# Favorite movie genres?



## ZJovicic (Feb 26, 2017)

What are your favorite movie genres?

For me it's mostly drama, comedy, independent, sometimes also biography, history, romance... and also some sci-fi, when there is a good idea behind the story. Also disaster movies are always a good thrill. 

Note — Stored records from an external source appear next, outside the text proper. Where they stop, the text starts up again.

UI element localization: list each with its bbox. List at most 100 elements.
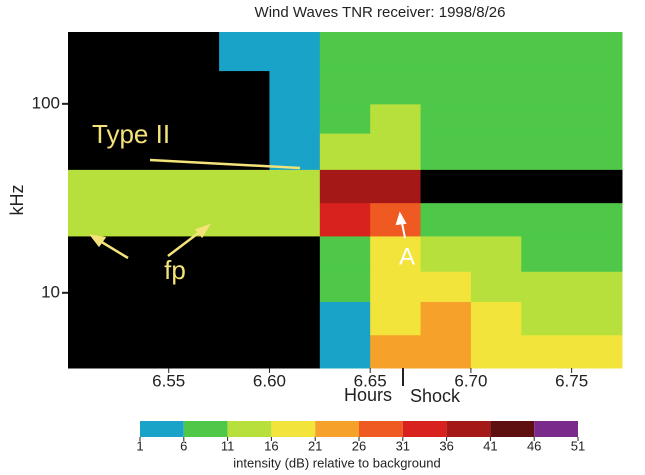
cell [219, 271, 270, 302]
cell [68, 334, 119, 369]
x-tick-label: 6.70 [454, 371, 487, 390]
annotation: fp [164, 255, 186, 285]
cell [68, 169, 119, 204]
cell [470, 301, 522, 336]
a-arrow [395, 211, 407, 239]
cell [521, 169, 573, 204]
cell [571, 103, 623, 134]
cell [470, 32, 522, 72]
colorbar-tick-label: 51 [571, 438, 585, 453]
y-axis-label: kHz [7, 185, 27, 216]
cell [219, 169, 270, 204]
cell [68, 133, 119, 170]
cell [319, 133, 371, 170]
cell [470, 235, 522, 272]
cell [269, 169, 321, 204]
x-axis-label: Hours [344, 385, 392, 405]
chart-title: Wind Waves TNR receiver: 1998/8/26 [255, 4, 506, 21]
cell [219, 32, 270, 72]
colorbar-segment [183, 421, 228, 437]
cell [319, 32, 371, 72]
cell [470, 103, 522, 134]
cell [319, 103, 371, 134]
cell [269, 70, 321, 105]
colorbar-segment [446, 421, 491, 437]
cell [168, 70, 220, 105]
cell [118, 301, 170, 336]
cell [571, 271, 623, 302]
y-tick-label: 10 [41, 282, 60, 301]
cell [521, 70, 573, 105]
cell [269, 202, 321, 237]
cell [219, 301, 270, 336]
colorbar-tick-label: 41 [483, 438, 497, 453]
colorbar-tick-label: 36 [439, 438, 453, 453]
colorbar-segment [315, 421, 359, 437]
cell [571, 301, 623, 336]
colorbar-label: intensity (dB) relative to background [233, 455, 440, 470]
cell [118, 202, 170, 237]
cell [571, 334, 623, 369]
colorbar-tick-label: 6 [180, 438, 187, 453]
cell [219, 334, 270, 369]
colorbar-segment [227, 421, 272, 437]
plot-area [68, 32, 623, 369]
cell [118, 169, 170, 204]
colorbar-segment [490, 421, 535, 437]
cell [420, 271, 472, 302]
cell [219, 103, 270, 134]
colorbar-tick-label: 46 [527, 438, 541, 453]
cell [571, 235, 623, 272]
cell [168, 235, 220, 272]
cell [420, 70, 472, 105]
cell [470, 133, 522, 170]
annotation: Shock [410, 386, 461, 406]
cell [319, 202, 371, 237]
x-tick-label: 6.75 [555, 371, 588, 390]
cell [219, 202, 270, 237]
cell [420, 32, 472, 72]
colorbar-tick-label: 31 [396, 438, 410, 453]
cell [420, 169, 472, 204]
cell [370, 169, 422, 204]
colorbar-segment [534, 421, 578, 437]
cell [571, 202, 623, 237]
cell [269, 32, 321, 72]
cell [168, 301, 220, 336]
cell [168, 334, 220, 369]
colorbar-tick-label: 11 [221, 438, 235, 453]
x-tick-label: 6.55 [152, 371, 185, 390]
cell [269, 133, 321, 170]
cell [521, 32, 573, 72]
annotation: Type II [92, 119, 170, 149]
annotation-arrows [89, 158, 301, 260]
colorbar-segment [271, 421, 316, 437]
colorbar-tick-label: 21 [308, 438, 322, 453]
cell [269, 271, 321, 302]
cell [571, 133, 623, 170]
cell [470, 271, 522, 302]
cell [370, 235, 422, 272]
cell [521, 334, 573, 369]
cell [370, 334, 422, 369]
cell [269, 334, 321, 369]
cell [521, 271, 573, 302]
cell [370, 202, 422, 237]
cell [420, 202, 472, 237]
cell [168, 271, 220, 302]
cell [319, 169, 371, 204]
cell [319, 334, 371, 369]
cell [319, 271, 371, 302]
cell [319, 235, 371, 272]
cell [420, 334, 472, 369]
cell [168, 202, 220, 237]
cell [420, 103, 472, 134]
annotation: A [399, 243, 415, 270]
cell [68, 271, 119, 302]
cell [370, 301, 422, 336]
cell [521, 301, 573, 336]
cell [118, 133, 170, 170]
cell [118, 235, 170, 272]
cell [68, 32, 119, 72]
cell [521, 202, 573, 237]
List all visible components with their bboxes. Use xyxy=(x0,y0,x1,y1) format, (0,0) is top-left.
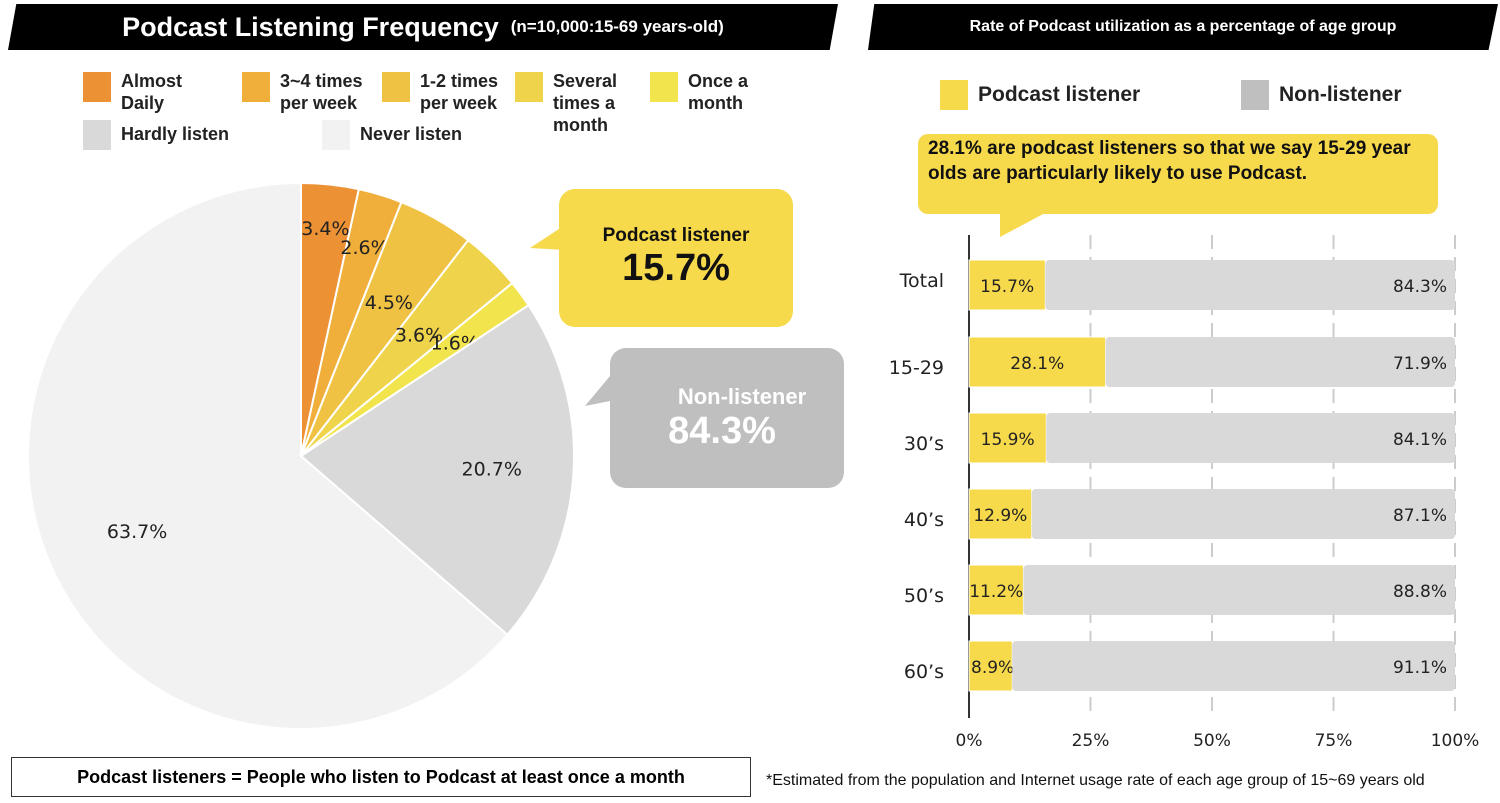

You can select more than one option, so select all that you like to a significant extent.
If you like derived genres, select all constituents, for example comedy and drama, for so called "dramedy".


----------



## Bulldog (Nov 21, 2013)

I checked them all except Family/Kids.


----------



## norman bates (Aug 18, 2010)

Western should definitely be in the list.
Animation too.
Martial arts as well probably.


I'm a big fan of horror and science fiction in particular, but also thriller and adventure. But at the end of the day what is important is the quality, more than the genre (captain obvious is here).


----------



## ZJovicic (Feb 26, 2017)

just 15 places available...


----------



## Manxfeeder (Oct 19, 2010)

Action, Comedy, Historical, Biography, Fantasy. Of course, any more, watching one thing for 1.5 to 2 hours is a daunting investment of time, so it has to be really compelling for me to jump in.


----------



## EddieRUKiddingVarese (Jan 8, 2013)

Glad to see there is no Musical choice.................


----------



## Rogerx (Apr 27, 2018)

Can I have comedy drama please.


----------



## Phil loves classical (Feb 8, 2017)

The Western is easily my favourite (Shane my all-time fav always). Next Horror (tie between the Wicker Man and the Shining)


----------



## Sieglinde (Oct 25, 2009)

Historical (especially jidai geki), fantasy, western, noir.


----------



## EddieRUKiddingVarese (Jan 8, 2013)

Cheaparse low budget Sci-Fi


----------



## Classicalinheart (Jun 21, 2018)

I couldn't decide between Drama and Historical but the Musicals should be there too


----------